As June 2017 draws to a close, the operating brewery count has hit 5,562. That’s an increase of 906 breweries during the same time period last year according to the Brewers Association.
Bart Watson, chief economist for the not-for-profit trade association states the growth pace for small and independent brewers have stabilized, but at a rate that still reflects progress in a more mature beer market.
The beer world is highly competitive and there is certainly a mixed bag in terms of performance. Some breweries are continuing to grow, whereas others are having to evolve their position and nurture new opportunities to ensure they keep pace. Many brewers are benefiting from on-premises and taproom sales, and recent state-based reforms have the potential to help brewers in new regions capitalize on this growth.”

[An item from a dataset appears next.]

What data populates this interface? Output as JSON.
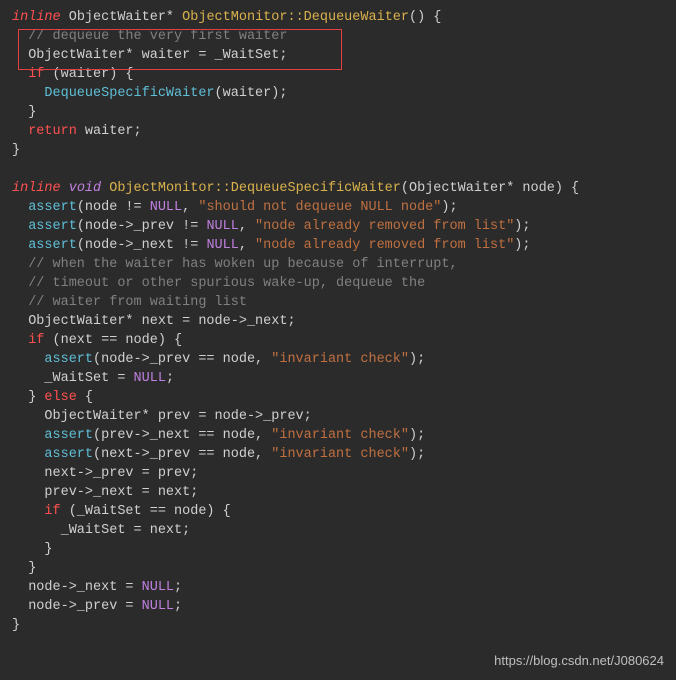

Basically, don’t judge the overall growth of the beer market based solely on openings and closings. While there are 2,739 breweries in planning, many of the curret 5,000 are growing in maturing in other ways, especially in states that have amended laws to favor brewery growth.
An example of this can be found in the state of Georgia. The state will finally allow tap room sales for the first time, which will have a positive financial impact on the state’s small and independent brewers.
Those breweries meeting the Brewers Association’s definition of small/independent/craft contribute an estimated 128,768 full and part-time jobs – a number that continues to grow.